For Quebec Liberals, a summer to recover from self-inflicted wounds

Premier Philippe Couillard has some soul searching to do after a miserable legislative session.

Couillard has some soul searching to do after a miserable legislative session

Premier Philippe Couillard risks being seen as ambivalent about allegations of corruption. (Jacques Boissinot/The Canadian Press)

When the Quebec Liberals invoked closure to force a vote on its controversial Uber bill on Friday, it brought a merciful end to what was an interminable legislative session for the government. 

The Liberals are limping their way into the summer recess, following months of legislative flip-flops, ethics scandals and indecorous outbursts

But most unsettling for the government — and uplifting for the opposition — is the extent to which its wounds have been self-inflicted. 

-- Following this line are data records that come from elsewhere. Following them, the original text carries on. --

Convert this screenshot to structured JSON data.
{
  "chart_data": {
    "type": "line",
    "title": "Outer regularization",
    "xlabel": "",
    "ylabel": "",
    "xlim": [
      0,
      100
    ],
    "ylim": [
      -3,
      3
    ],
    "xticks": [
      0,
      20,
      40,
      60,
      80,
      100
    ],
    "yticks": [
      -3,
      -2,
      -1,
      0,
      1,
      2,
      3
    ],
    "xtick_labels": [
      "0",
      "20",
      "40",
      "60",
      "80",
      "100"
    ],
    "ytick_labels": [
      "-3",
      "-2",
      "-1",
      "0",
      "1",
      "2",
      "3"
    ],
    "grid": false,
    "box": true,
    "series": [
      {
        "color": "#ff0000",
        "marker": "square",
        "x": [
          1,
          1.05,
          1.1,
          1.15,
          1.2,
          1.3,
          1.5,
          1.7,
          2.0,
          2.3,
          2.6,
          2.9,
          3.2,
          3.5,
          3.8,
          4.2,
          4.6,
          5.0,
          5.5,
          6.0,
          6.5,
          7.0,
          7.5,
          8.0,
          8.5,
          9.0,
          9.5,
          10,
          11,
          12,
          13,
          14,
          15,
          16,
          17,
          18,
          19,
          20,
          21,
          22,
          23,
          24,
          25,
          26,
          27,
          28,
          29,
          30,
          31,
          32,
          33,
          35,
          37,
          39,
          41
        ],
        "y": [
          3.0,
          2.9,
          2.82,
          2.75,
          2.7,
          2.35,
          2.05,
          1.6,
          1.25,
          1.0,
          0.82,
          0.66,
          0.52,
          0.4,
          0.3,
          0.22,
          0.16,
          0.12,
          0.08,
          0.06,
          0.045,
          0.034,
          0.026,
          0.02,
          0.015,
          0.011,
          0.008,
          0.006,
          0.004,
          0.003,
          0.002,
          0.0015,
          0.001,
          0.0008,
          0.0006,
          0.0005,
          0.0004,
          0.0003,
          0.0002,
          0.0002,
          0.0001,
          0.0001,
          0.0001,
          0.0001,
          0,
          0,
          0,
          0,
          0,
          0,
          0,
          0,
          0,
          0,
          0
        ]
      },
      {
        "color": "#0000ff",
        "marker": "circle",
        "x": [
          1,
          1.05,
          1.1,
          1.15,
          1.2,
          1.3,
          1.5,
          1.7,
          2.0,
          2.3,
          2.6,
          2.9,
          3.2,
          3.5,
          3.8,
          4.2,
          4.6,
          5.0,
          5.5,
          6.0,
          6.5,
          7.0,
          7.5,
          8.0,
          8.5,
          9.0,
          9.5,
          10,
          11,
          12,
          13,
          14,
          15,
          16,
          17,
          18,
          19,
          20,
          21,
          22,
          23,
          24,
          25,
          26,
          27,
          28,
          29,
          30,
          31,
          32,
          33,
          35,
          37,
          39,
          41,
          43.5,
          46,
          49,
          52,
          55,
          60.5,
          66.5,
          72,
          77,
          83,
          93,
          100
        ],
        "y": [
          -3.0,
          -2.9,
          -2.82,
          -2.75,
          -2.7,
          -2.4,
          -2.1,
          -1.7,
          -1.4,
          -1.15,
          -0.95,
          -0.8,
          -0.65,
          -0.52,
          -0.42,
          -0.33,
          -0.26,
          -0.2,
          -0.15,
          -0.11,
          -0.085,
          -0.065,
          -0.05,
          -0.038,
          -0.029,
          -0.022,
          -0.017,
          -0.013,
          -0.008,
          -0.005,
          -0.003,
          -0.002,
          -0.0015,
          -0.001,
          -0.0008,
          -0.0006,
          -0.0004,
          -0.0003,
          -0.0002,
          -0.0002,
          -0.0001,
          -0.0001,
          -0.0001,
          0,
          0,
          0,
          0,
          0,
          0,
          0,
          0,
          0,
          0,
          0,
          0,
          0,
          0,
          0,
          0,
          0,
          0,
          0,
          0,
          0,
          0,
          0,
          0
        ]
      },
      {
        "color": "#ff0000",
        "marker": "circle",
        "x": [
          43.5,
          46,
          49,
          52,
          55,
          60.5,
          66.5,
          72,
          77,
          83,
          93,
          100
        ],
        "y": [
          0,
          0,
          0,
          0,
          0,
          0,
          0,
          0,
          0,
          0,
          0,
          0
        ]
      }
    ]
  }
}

An ethics commissioner's report that castigated former cabinet minister Sam Hamad (he was narrowly spared sanction), was executed at his own behest. 

The Liberal party's own youth wing rebelled publicly against Transport Minister Jacques Daoust's pro-taxi bill, convincing enough party members to pass a motion calling on the government to get with the times.

And then, of course, there was Robert Poeti, Daoust's predecessor, offering a surprisingly frank assessment of a culture of corruption and intimidation that had taken root within the Transport department.

Poeti helped expose a pattern of stonewalling that met attempts to investigate irregularities in how the department handed out contracts. 

He triggered a chain of events that led to Daoust firing his chief of staff, and provided fodder for opposition demands that Daoust himself be turfed from cabinet.

Quebec Transport Minister Jacques Daoust has faced calls for his resignation from the opposition. (Jacques Boissinot/The Canadian Press)

With friends like these...

Opinion polling suggests that despite their missteps, the Liberals have avoided bleeding too much support. Moreover, the next provincial election isn't scheduled until 2018; plenty of time to right the ship.

But it is also possible that, several months down the line, Liberals will look back at the winter and spring of 2016 as a missed opportunity.

Half way through the session, after all, the Opposition suddenly found itself leaderless following Pierre Karl Péladeau's surprise resignation. 

The Parti Québecois' attention was divided between the ​daily machinations of the National Assembly and the referendum-laced talk of its leadership campaign. 

But the party managed more than a glancing wound when it produced the minutes of a meeting at Investissement Québec that put to rest Daoust's claim (notice a theme here) that he wasn't aware of the liquidation of Rona's stock while minister of economic development. 

The other troubling figure in recent polling data is the slight uptick registered in Coalition Avenir Québec Leader François Legault's popularity.

His party seems to oscillate wildly between verging on extinction and being a serious alternative to the Liberals and the PQ. After a woeful series of months for the Liberals, the CAQ's fortunes swung back towards the latter extreme. 

In short, while the Liberals may not have lost much support numerically, they failed to deliver a knockout punch as its opposition was swaying on the ropes.

The stakes going forward

Former Quebec Treasury Board president Sam Hamad avoided being sanctioned in a recent ethic commissioners report. (Jacques Boissinot/The Canadian Press)

As he approaches the twilight of his first term in office, Couillard faces the challenge of establishing a more defined identity for himself and his government. 

He made some attempts recently. He has called himself the "premier of education" at a party convention in May, and tried to point out last week that the economy has put up some better numbers under his tenure.

Couillard's arguments were muffled, though, by questions about what he plans to do with Hamad and how he will handle the problems within the Transport department. 

The premier risks being seen as taking an ambivalent approach to tackling corruption within the government. 

Daoust's ex-chief of staff, Pierre Ouellet, was initially reassigned to another ministry, before he left under further questions from the opposition.   

Daoust, himself, has been accused of dithering while an independent investigator in the Transport department was trying to flag concerns to his office.

The Liberals blocked attempts last week to call further witnesses before a parliamentary committee looking into the problems at Transport.  

And Couillard clearly still has a soft spot for Hamad, calling him someone "fiercely dedicated to the population." 

Jean Charest's own unwillingness to be more decisive in dealing with allegations of corruption in his government contributed to his defeat in 2012, and has dogged his reputation ever since.  

Couillard, over the summer, has to decide whether he wants to be Charest 2.0 or make a definitive break from the troubled past of his party.